THE SECRETARY OF STATE FOR THE HOME DEPARTMENT
Respondent


Representation:
For the Appellant: Mr M Mohzam (Burton and Burton Solicitors)
For the Respondent: Mrs R Pettersen (Senior Home Office Presenting Officer)


DECISION AND REASONS
1. This is the appeal of Qadeer Ahmed against the decision of the First-tier Tribunal of 25 April 2016 dismissing his appeal against the refusal of his asylum claim on 6 March 2015.
2. The Appellant arrived in the UK on 8 December 2003 and was granted leave to enter as a visitor until 8 June 2004. He next came to light when applying for leave to enter on 7 June 2010; that application was refused shortly thereafter, and a reconsideration refused on 17 December 2010. He was arrested on suspicion of an immigration offence on 25 September 2012, and claimed asylum on 9 November 2012, but subsequently withdrew that claim. The Secretary of State made a decision to remove him from the UK on 12 November 2013, and he appealed against that decision, his appeal failing on 7 January 2013. He claimed asylum again on 9 January 2013, and subsequently had an appeal within the detained fast track process, which was set aside by the First-tier Tribunal under the procedure established for dealing with asylum appeals dealt with under the 2014 Rules.

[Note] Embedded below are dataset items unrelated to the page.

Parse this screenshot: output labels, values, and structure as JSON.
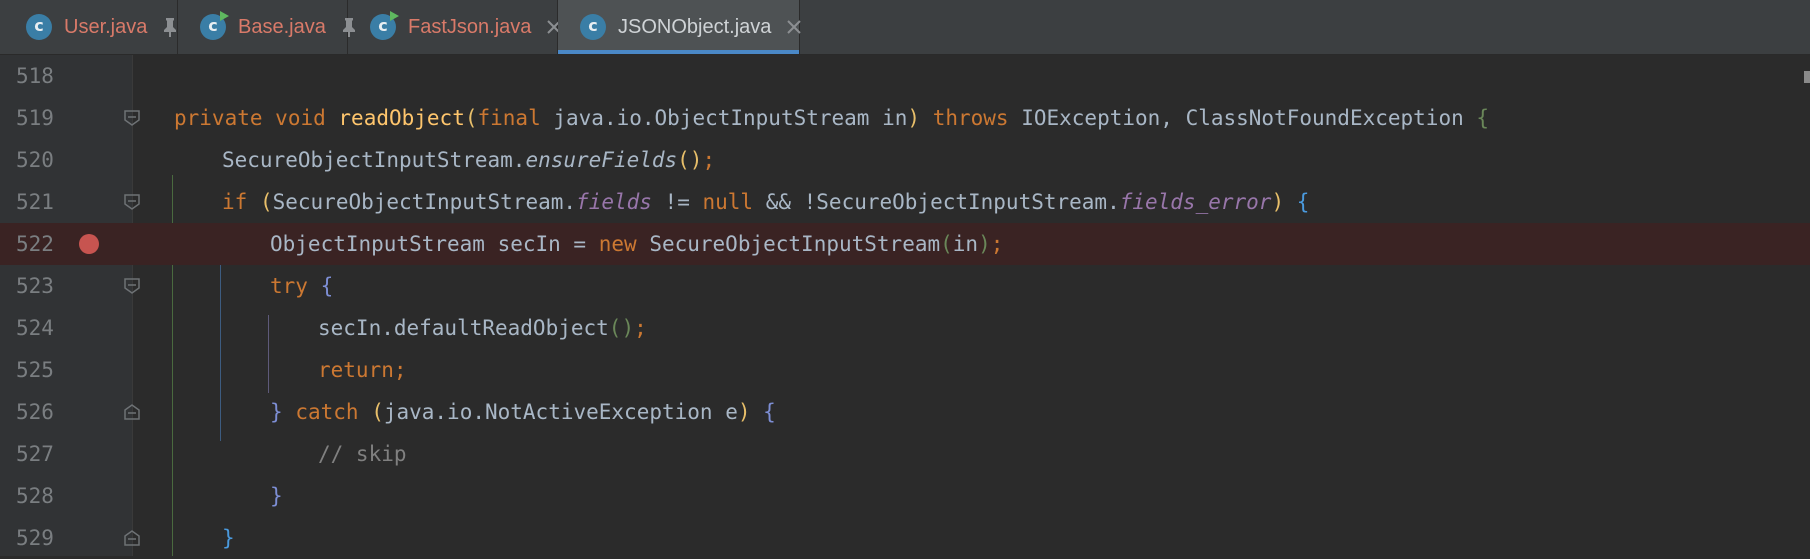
{
  "tabs": [
    {
      "label": "User.java",
      "icon": "java-class-icon",
      "pinned": true,
      "active": false
    },
    {
      "label": "Base.java",
      "icon": "java-runnable-class-icon",
      "pinned": true,
      "active": false
    },
    {
      "label": "FastJson.java",
      "icon": "java-runnable-class-icon",
      "pinned": false,
      "active": false
    },
    {
      "label": "JSONObject.java",
      "icon": "java-class-icon",
      "pinned": false,
      "active": true
    }
  ],
  "line_numbers": [
    "518",
    "519",
    "520",
    "521",
    "522",
    "523",
    "524",
    "525",
    "526",
    "527",
    "528",
    "529"
  ],
  "breakpoint_line": "522",
  "colors": {
    "background": "#2b2b2b",
    "gutter": "#313335",
    "keyword": "#cc7832",
    "method": "#ffc66d",
    "field": "#9876aa",
    "breakpoint": "#c75450",
    "active_tab_underline": "#4a88c7"
  },
  "code": {
    "l519": {
      "t1": "private",
      "t2": "void",
      "t3": "readObject",
      "t4": "(",
      "t5": "final",
      "t6": "java.io.ObjectInputStream in",
      "t7": ")",
      "t8": "throws",
      "t9": "IOException, ClassNotFoundException",
      "t10": "{"
    },
    "l520": {
      "t1": "SecureObjectInputStream.",
      "t2": "ensureFields",
      "t3": "()",
      "t4": ";"
    },
    "l521": {
      "t1": "if",
      "t2": "(",
      "t3": "SecureObjectInputStream.",
      "t4": "fields",
      "t5": " != ",
      "t6": "null",
      "t7": " && !SecureObjectInputStream.",
      "t8": "fields_error",
      "t9": ")",
      "t10": "{"
    },
    "l522": {
      "t1": "ObjectInputStream secIn = ",
      "t2": "new",
      "t3": "SecureObjectInputStream",
      "t4": "(",
      "t5": "in",
      "t6": ")",
      "t7": ";"
    },
    "l523": {
      "t1": "try",
      "t2": "{"
    },
    "l524": {
      "t1": "secIn.defaultReadObject",
      "t2": "()",
      "t3": ";"
    },
    "l525": {
      "t1": "return;"
    },
    "l526": {
      "t1": "}",
      "t2": "catch",
      "t3": "(",
      "t4": "java.io.NotActiveException e",
      "t5": ")",
      "t6": "{"
    },
    "l527": {
      "t1": "// skip"
    },
    "l528": {
      "t1": "}"
    },
    "l529": {
      "t1": "}"
    }
  }
}
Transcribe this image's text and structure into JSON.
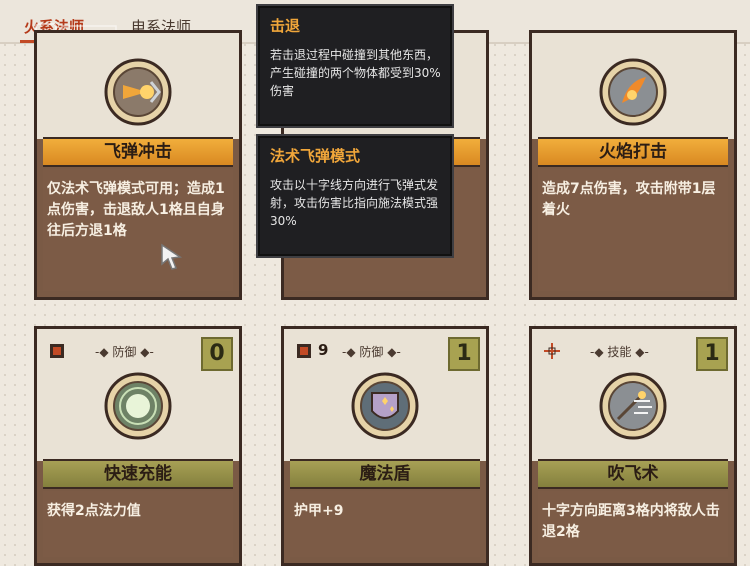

3. His appeal was first dismissed on 7 January 2013 following a hearing a month earlier. At the outset of that hearing he sought to withdraw that appeal on the basis that he was now pursuing an appeal claim with the Home Office; however, a file note provided by the Respondent indicated that an asylum claim had already been filed with UKBA and withdrawn. The Judge sought clarification of the Appellant’s position, and he stated that his asylum claim was weak and that the situation in Pakistan was not good. In the circumstances the First-tier Tribunal decided to hear and determine his appeal, as that would not forestall any subsequent application to the Home Office that he considered necessary to advance his cause.
4. His asylum claim as then advanced was that a colleague had been killed at his workplace in Quetta, Pakistan. Subsequently it came to his attention that many Punjabis had been killed by terrorist groups opposed to the residence of Punjabis in Baluchistan. He was fearful and asked his wife and children to move to a nearby village where he had many friends who could support them. However, recently gangs had targeted the village and a friend who had helped them relocate was murdered when walking on the street, by men on motorcycles who shot him because he was Punjabi. The Appellant believed he would instantly recognisable as Punjabi and himself murdered.
5. He told the Judge hearing that appeal that he had not previously claimed asylum as he had not understood how to do so. Now he appreciated the process.
6. The First-tier Tribunal found the Appellant to be an unreliable witness because of discrepancies as to the identity and location of killings that he asserted as the foundation of his claim. The chronology he had provided was considered inconsistent with the background country evidence that traced an insurgency against Punjabis in Baluchistan to 2006, whereas the Appellant's claims originated in events alleged to have transpired in 2004. It concluded that it was likely that the Appellant supported his wife in Pakistan, contrary to the assertion that it was his wife’s earnings that supported his family there.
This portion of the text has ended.